Munsch's longtime publishers — Annick Press, Scholastic Canada, and Firefly Books — shared a statement on Instagram Monday after the New York Time's profile came out. In it, they offered their "profound gratitude" to Munsch for opening up and giving this update.

"As proud publishers of Robert Munsch's beloved books, we are grateful for all the stories he's shared, including his own," they said in the post. "We love you forever."
https://www.cbc.ca/news/entertainment/robert-munsch-maid-1.7634927
 
:( If we are lucky, children's books will remain analog for a long time. Holding a book, holding a child and reading a story are one of the best things a parent can do.
 
Started The Girl With The Dragon Tattoo because it's been too long since I read anything yet alone Scandinavian noir which I am apparently a sucker for.
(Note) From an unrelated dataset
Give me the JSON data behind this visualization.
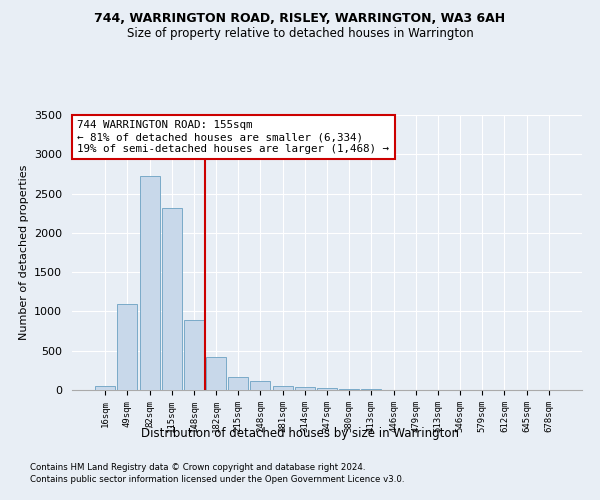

I know the author has some history to him, but I'll try not to let that affect my reading.
 
John and Paul by Ian Leslie. It is the story of how John Lennon and Paul McCartney grew into writing the songs that made the Beatles famous. Much of the story is about how individual songs were structured, put together and sung in ways that were both new and unlike what had been done before. The music lingo about chords and harmonies is complemented by the details of the events around the how and when songs were written. As someone who who woke up one morning in late 1963 to my radio alarm clock to hear "I want to hold your Hand" for the first time and was flabbergasted and captured, the story behind the group is compelling. As each chapter unfolds, I get to play the music talked about and put it all in context.
 
Yesterday I finished reading

"The Yard"

by

Alex Grecian

copyright 2012

It is a well written police story set in the time of Jack the Ripper
albeit featuring three different set of murders and murderers.
 
Finished The Girl With The Dragon Tattoo, interesting but drawn out ending. Do I keep looking for more Scandi noir...?
 
Finished The Butlerian Jihad, the first part of the Legend of Dune Trilogy by Brian Herbert and Kevin J. Anderson.
Interesting read made more interesting by the times we are living with LLM/AI models evolving into something we might loose control of.
I find it curious almost prophetic, on the nature of what's written regarding what gave origin and control to thinking machines, that this book is anchored on a 1965 novel's notes and side stories left behind by Frank. Even when Brian and Kevin released The Butlerian Jihad in 2002 our understanding of what form AI might take was still very foggy.
 
Finally I was able to end Wind and truth by Brandon Sanderson.
Terrible. Once I was in love with Sanderson's books, I officialy break up after reading this book.
At the end of the book Dalinar says to Wit something like "After so many visions, I can not say what is relevant and what is irrelevant". It's a perfect description of the book, with so many chapters with visions in the spiritual kingdom that are an absolutely pointless. Adolin, Kaladin and Szeth's plot is ok, the rest of the book is a nonsesne and is closer to a debate about the ends justifying the means that an a fantasy novel.